No, companies should emphasize financial as well as nonfinancial measures of quality, such as yield and defect rates. Nonfinancial measures are not directly linked to bottom-line performance but they indicate and direct attention to the specific areas that need improvement to improve the bottom line.

Companies need to track non-financial performance measures because they:

  • Help capture strengths and weaknesses. If you excel at customer service but have long wait times before a customer reaches a representative, that will show up in a non-financial KPI such as a feedback survey. These measures can reveal your core competencies and highlight other areas you didn’t realize were suffering.
  • Affect business performance. Over- or underperformance is eventually going to show up in your bottom line, and you can trace it back to the source with non-financial performance measures. For example, if the HR recruiting budget skyrocketed, you can see it’s because of the high employee turnover rate and exorbitant cost (in time and resources) of hiring.
  • Give employees better feedback on how to meet strategic objectives. When properly constructed, non-financial KPIs are specific, measurable, and ladder up to the organization’s big-picture strategy. Team members are able to see exactly what they need to do to hit their goals and they also understand why they need to pull the same report every month or how their attendance rates lead to productivity. There’s a clear connection between daily tasks and strategic direction.
  • Are better at adjusting for external factors. Every business faces external risks outside its control that can negatively impact measures like revenue and expenses. Recessions, war, and Acts of God are unavoidable and unpredictable. If you were just looking at financial KPIs in these situations, it would seem your company’s performance was beyond hope. But non-financial performance measures are largely within your control and can provide a different, more holistic perspective. If you’re getting high marks for company culture and customer satisfaction during a trade war, you’re being successful in key parts of your strategy, and that should pay off in the long term.

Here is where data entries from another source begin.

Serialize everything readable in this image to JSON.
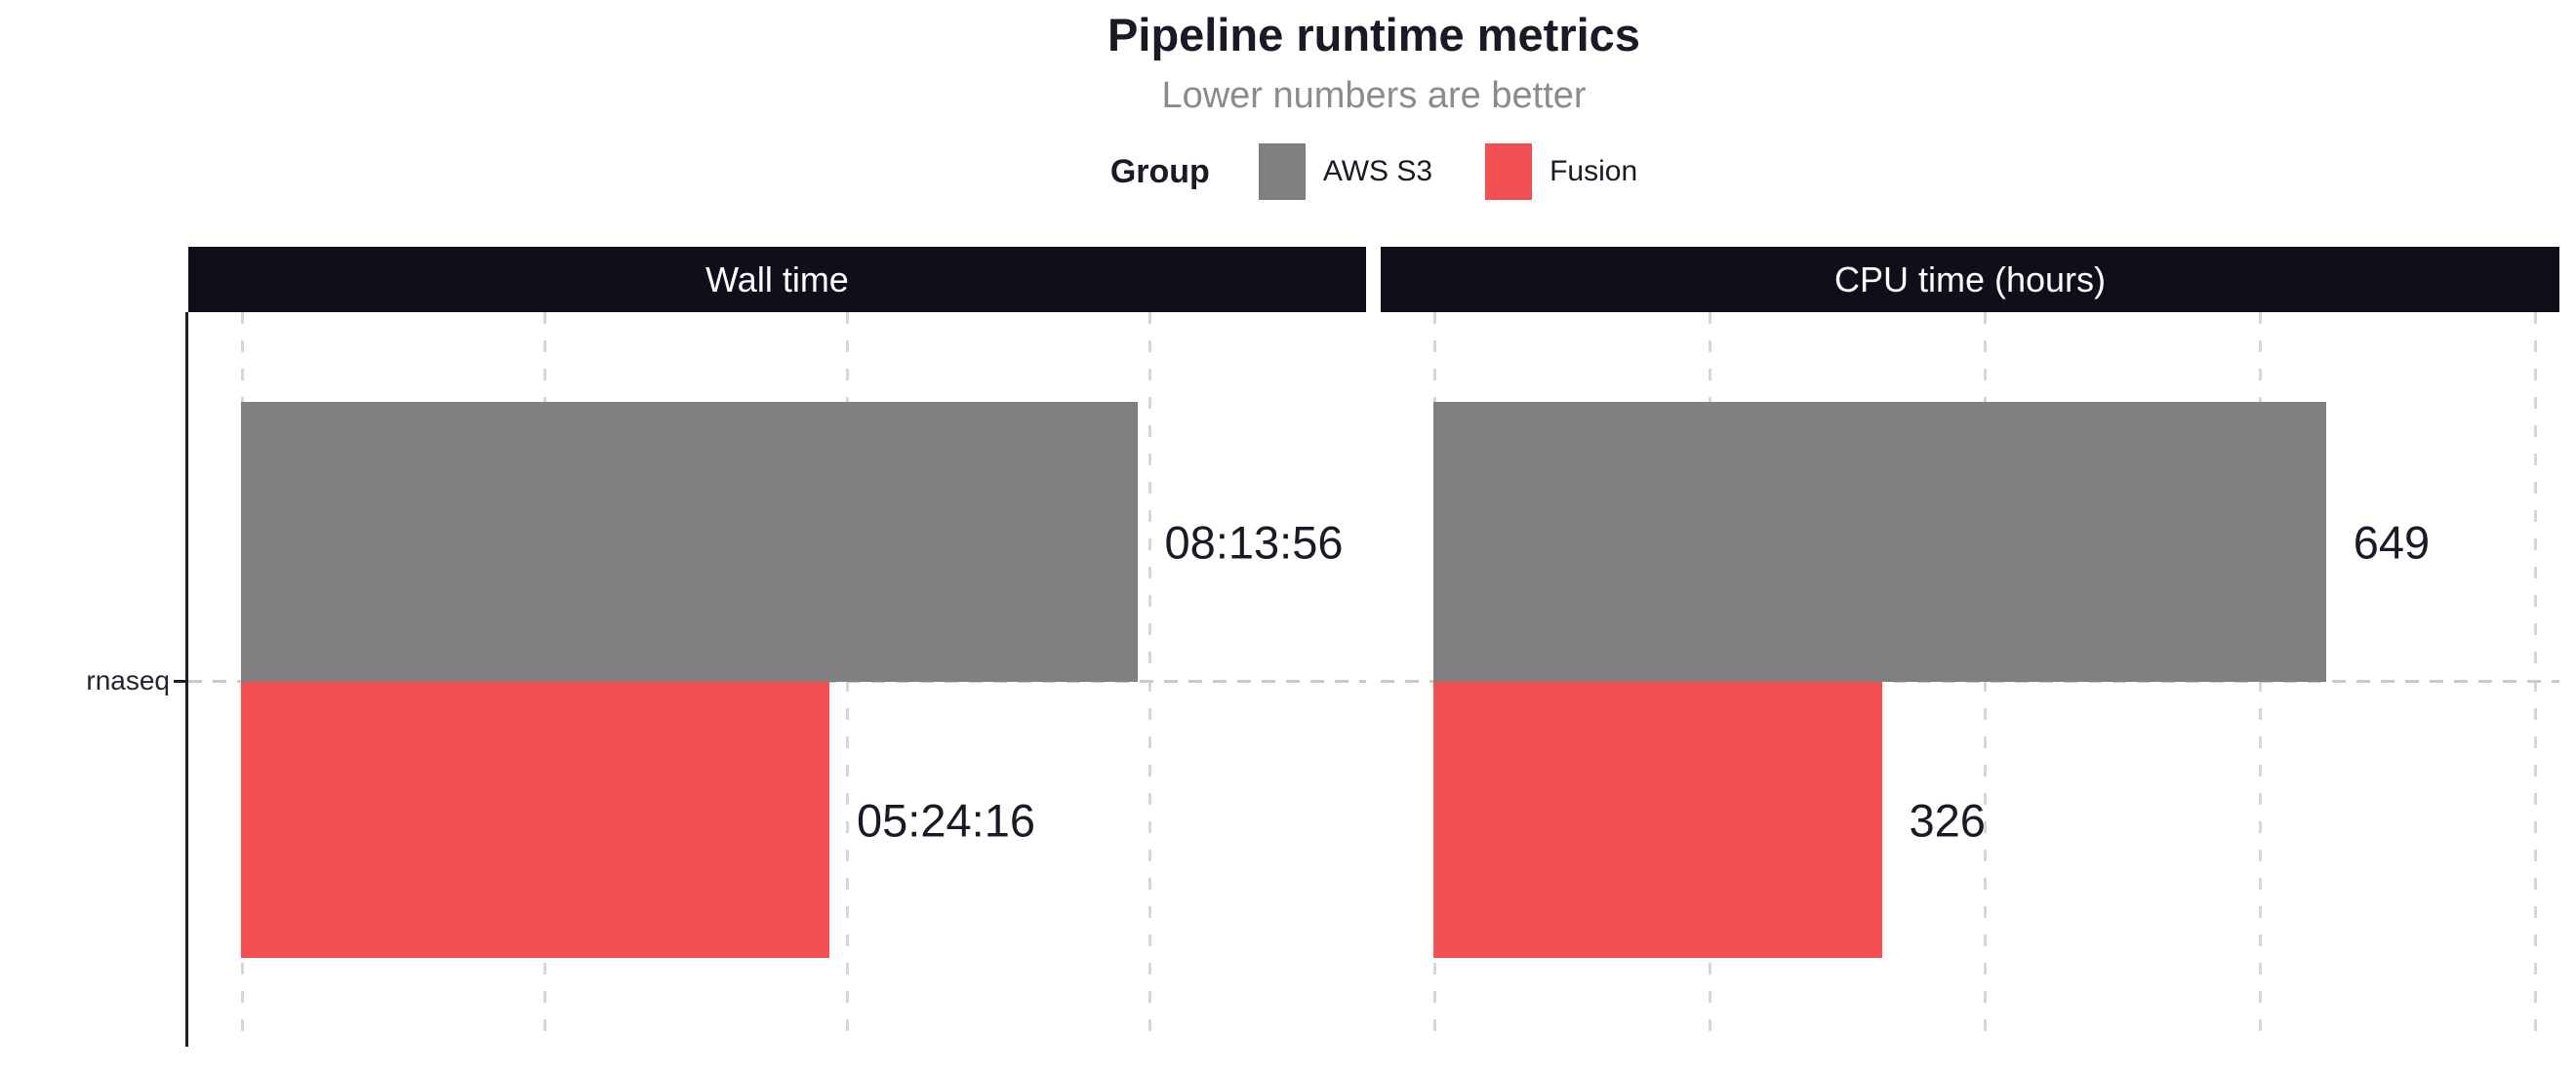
{
  "chart_data": {
    "type": "bar",
    "orientation": "horizontal",
    "title": "Pipeline runtime metrics",
    "subtitle": "Lower numbers are better",
    "legend": {
      "title": "Group",
      "position": "top",
      "entries": [
        {
          "label": "AWS S3",
          "color": "#808080"
        },
        {
          "label": "Fusion",
          "color": "#F44F51"
        }
      ]
    },
    "categories": [
      "rnaseq"
    ],
    "grid": "dashed-vertical",
    "panels": [
      {
        "title": "Wall time",
        "unit": "seconds",
        "axis_max": 37200,
        "gridline_step": 10000,
        "bars": [
          {
            "group": "AWS S3",
            "category": "rnaseq",
            "value": 29636,
            "label": "08:13:56"
          },
          {
            "group": "Fusion",
            "category": "rnaseq",
            "value": 19456,
            "label": "05:24:16"
          }
        ]
      },
      {
        "title": "CPU time (hours)",
        "unit": "hours",
        "axis_max": 818,
        "gridline_step": 200,
        "bars": [
          {
            "group": "AWS S3",
            "category": "rnaseq",
            "value": 649,
            "label": "649"
          },
          {
            "group": "Fusion",
            "category": "rnaseq",
            "value": 326,
            "label": "326"
          }
        ]
      }
    ],
    "colors": {
      "strip_background": "#110E1C",
      "strip_text": "#FFFFFF",
      "title_text": "#1C1826",
      "subtitle_text": "#8B8B8B",
      "gridline": "#D6D6D6",
      "axis_line": "#201C29"
    }
  }
}
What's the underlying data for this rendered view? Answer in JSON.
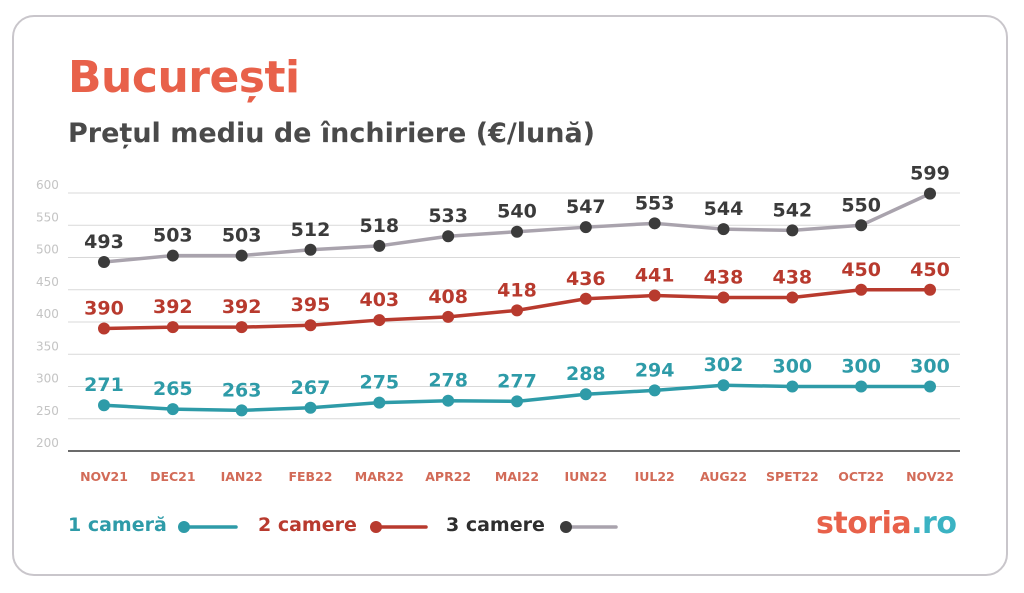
{
  "title": "București",
  "subtitle": "Prețul mediu de închiriere (€/lună)",
  "colors": {
    "title": "#e8614a",
    "series1": "#2e9ba8",
    "series2": "#b83a2e",
    "series3": "#a9a3ad",
    "marker3": "#3b3b3b",
    "grid": "#d9d9d9",
    "tick": "#d26b58",
    "ytick": "#c4c4c4"
  },
  "brand": {
    "part1": "storia",
    "part2": ".ro"
  },
  "chart_data": {
    "type": "line",
    "title": "Prețul mediu de închiriere (€/lună)",
    "categories": [
      "NOV21",
      "DEC21",
      "IAN22",
      "FEB22",
      "MAR22",
      "APR22",
      "MAI22",
      "IUN22",
      "IUL22",
      "AUG22",
      "SPET22",
      "OCT22",
      "NOV22"
    ],
    "yticks": [
      200,
      250,
      300,
      350,
      400,
      450,
      500,
      550,
      600
    ],
    "ylim": [
      200,
      600
    ],
    "grid": true,
    "legend_position": "bottom-left",
    "series": [
      {
        "name": "1 cameră",
        "values": [
          271,
          265,
          263,
          267,
          275,
          278,
          277,
          288,
          294,
          302,
          300,
          300,
          300
        ]
      },
      {
        "name": "2 camere",
        "values": [
          390,
          392,
          392,
          395,
          403,
          408,
          418,
          436,
          441,
          438,
          438,
          450,
          450
        ]
      },
      {
        "name": "3 camere",
        "values": [
          493,
          503,
          503,
          512,
          518,
          533,
          540,
          547,
          553,
          544,
          542,
          550,
          599
        ]
      }
    ]
  }
}
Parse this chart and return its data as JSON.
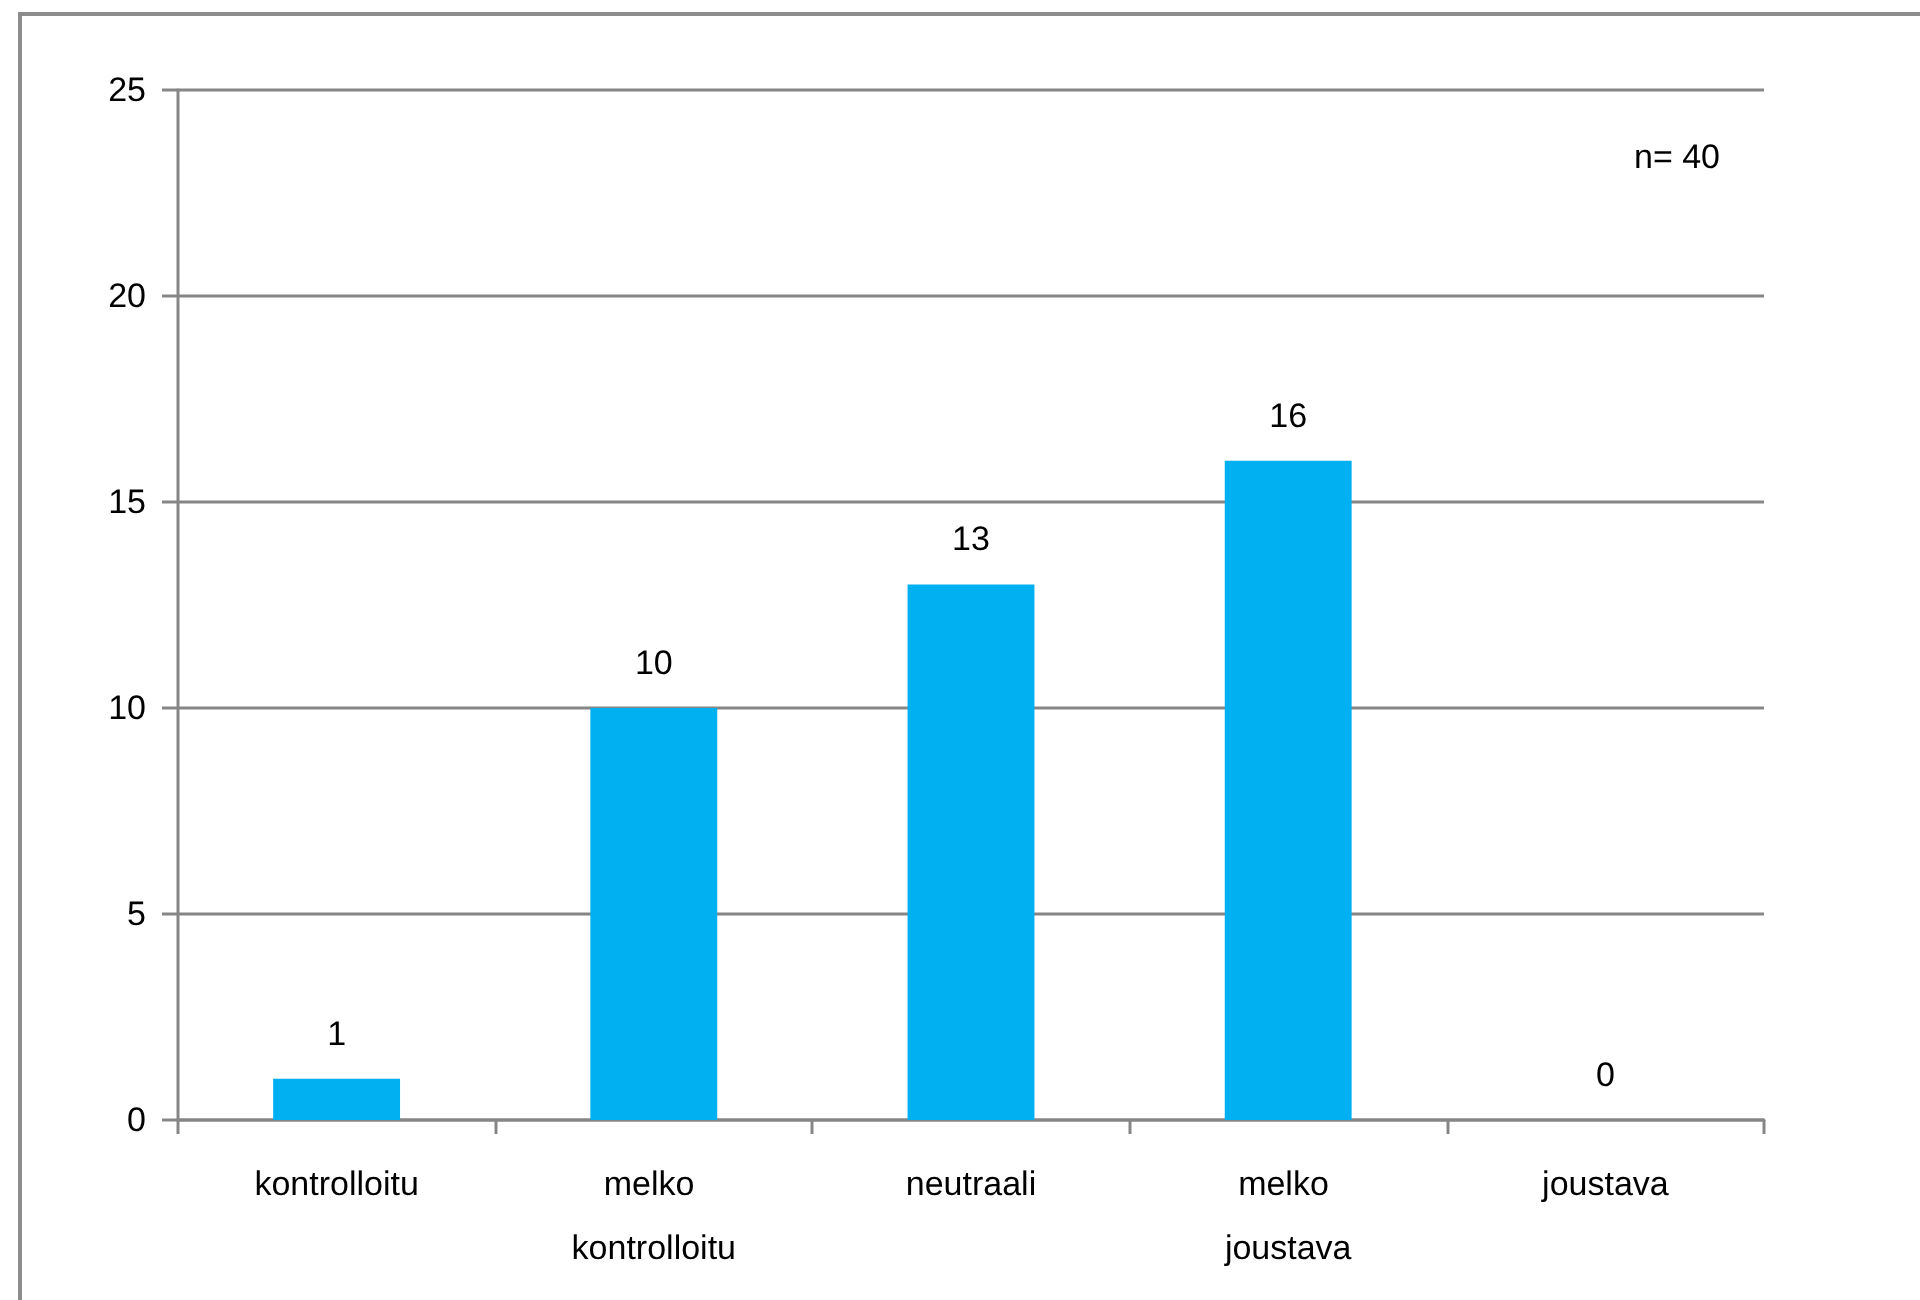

Examples Of Non-Financial Performance Measures

Taking the Balanced Scorecard approach, there are four perspectives involved in strategy management: customer, internal processes (operations), learning and growth (HR), and financial

  1. Conversion Rate: The percentage of interactions that result in a sale. Formula: (Interactions with Completed Transactions) / (Total Sales Interactions) = (Conversion Rate)
  2. Retention Rate: The portion of consumers who remain customers for an entire reporting period. Formula: (Customers Lost in a Given Period) / (Number of Customers at the Start of a Period) = (Customer Retention Rate)
  3. Customer Support Tickets: The number of new tickets, the number of resolved tickets, and resolution time.
  4. Product Defect Percentage: This will give you the percentage of defective products in a specified timeframe. Formula: (Number of Defective Units in a Given Period) / (Total Number of Units Produced in a Given Period) = (Product Defect Percentage)
  5. Efficiency Measure: Efficiency can be measured differently in every industry, so this common KPI will vary. For example, the manufacturing industry can measure efficiency by analyzing how many units are produced every hour and the plant’s uptime percentage.